All of my Zig Zag purchases have been mp3, so I don't have any of the packaging. But I have several recordings which I have greatly enjoyed, even if they aren't always my preferred recordings for a given piece. Included in my collection are:
Beethoven: Symphonies and Overtures - Jos van Immerseel and Anima Eterna
Berlioz: Symphony fantastique - Immerseel and Anima Eterna
Mozart: Concertos - Immerseel and Anima Eterna
Mozart: Symphonies 40 & 41 - Immerseel and Anima Eterna

As you can see, my purchases have been limited to the output of Immerseel and Anima Eterna. The Beethoven symphonic cycle received quite a bit of praise on here a while back - lean, mean Beethoven on adrenaline.


----------



## StlukesguildOhio

Other Zig-Zag Territories purchases that I have made have all been equally elegant in terms of packaging and performances:














































*****


----------



## StlukesguildOhio

And there are at least a dozen other recordings that I have my eye on. As a visual artist I cannot help but be impressed by the care taken with regard to the packaging of Zig-Zag recordings. Of course it always comes down to the music... and from my experience, they have taken just as much care in their recordings.

Another small independent label you might also want to look at, if you like Zig-Zag territories is Glossa. Glossa focuses largely upon the Renaissance and Baroque repertoires from France, Italy, and Spain... works that are largely ignored by others:




























The recordings of Handel's and Scarlatti's exquisite cantatas are "essential".

****


----------



## StlukesguildOhio

The madrigals of Maurenzio, Gesualdo, and Monteverdi are equally "must have" recordings.

Then, of course you can always turn to Jordi Saval's unrivaled productions:



















These two sets by Saval come packaged in sizable and lavishly illustrated books. His other recordings are less sumptuous... but still beautifully packaged with the performances to match. Any number of Savall's recordings would rank among my first choices for the given works.


----------



## Dowd

Thanks DrMike and StlukesguildOhio!

The packaging on those recordings looks terrific. I'm particularly interested in the Rebel... if you happen to have it out anytime soon, and could let me know what it includes (ie. booklet) that would be great. I was really blown away by the Tartini release and would love to see that treatment on some of the other music I love. And I'll also check out the Glossa titles... especially the Scarlatti.

Thanks!


----------



## Vaneyes

I'm a tougher sell regarding Zig-Zag Territories. I've sampled heavily in their main core (orchestral, chamber, solo piano) and have been disappointed. I've never been a fan of Banchini and Immerseel, and they're a large part of their orchestral offerings.
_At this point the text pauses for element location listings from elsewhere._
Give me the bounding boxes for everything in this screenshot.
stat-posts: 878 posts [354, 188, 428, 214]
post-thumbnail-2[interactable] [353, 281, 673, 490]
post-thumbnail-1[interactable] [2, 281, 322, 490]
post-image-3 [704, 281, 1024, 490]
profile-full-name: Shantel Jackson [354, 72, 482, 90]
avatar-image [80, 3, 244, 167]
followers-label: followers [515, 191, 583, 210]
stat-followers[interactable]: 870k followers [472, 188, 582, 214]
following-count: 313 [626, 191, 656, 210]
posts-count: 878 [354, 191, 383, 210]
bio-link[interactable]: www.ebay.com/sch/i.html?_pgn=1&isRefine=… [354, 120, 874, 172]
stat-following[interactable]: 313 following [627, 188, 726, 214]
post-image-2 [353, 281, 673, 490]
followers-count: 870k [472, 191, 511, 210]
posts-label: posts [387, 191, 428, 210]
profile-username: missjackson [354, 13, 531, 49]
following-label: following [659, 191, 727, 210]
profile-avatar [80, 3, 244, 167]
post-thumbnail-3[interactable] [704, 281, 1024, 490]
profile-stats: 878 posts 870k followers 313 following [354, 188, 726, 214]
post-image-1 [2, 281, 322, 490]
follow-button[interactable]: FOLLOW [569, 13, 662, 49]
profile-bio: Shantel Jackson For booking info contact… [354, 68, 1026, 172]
Quite frankly, their Scriabin, CPE Bach, Haydn piano is an embarrassment.

For the future? Well, they've signed pianist Guy, and Belcea Qt., so that's some improvement. Good luck to ZZT.


----------



## Guest

I, too, will add my support to the recommendations for the Glossa and Alia Vox Recordings. The ensembles La Risonanza and La Venexiana, on Glossa, have really put together some beautiful Gesualdo, Monteverdi, and Handel recordings, and if you are in the market for renaissance and baroque choral works, these are highly recommended.

As for Jordi Savall and his Alia Vox label - if you see it, buy it! His recording of Handel's Water Music is my go-to recording, and his concept albums, such as the Jerusalem album, the Istanbul album, as well as a few I recently picked up - The Borgia Dynasty and Mare Nostrum - are exceptional early music works, that have exposed me to more than just the standard western music repertoire. I highly recommend Istanbul. Additionally, Savall does wonders with most everything he touches - I love his recording of Bach's Brandenburg concertos, Musical Offering, and I also have his first Celtic Viol recording. Were money no object, I would buy everything he recorded. These recordings usually come with quite extensive booklets that give a thorough background into the music being presented, as well as the historical circumstances under which they were written.


----------



## beethovenian

The Immerseel set of Beethoven is very good! So is their release of Vivaldi's Four Seasons, very raw and fierce playing from Amandine Beyer.

I think the best looking art on Zig Zag goes to this...









Glossa also have alot of decent album art on their release.


----------



## pollux

Blandine Rannou is one of the great performers of Bach


----------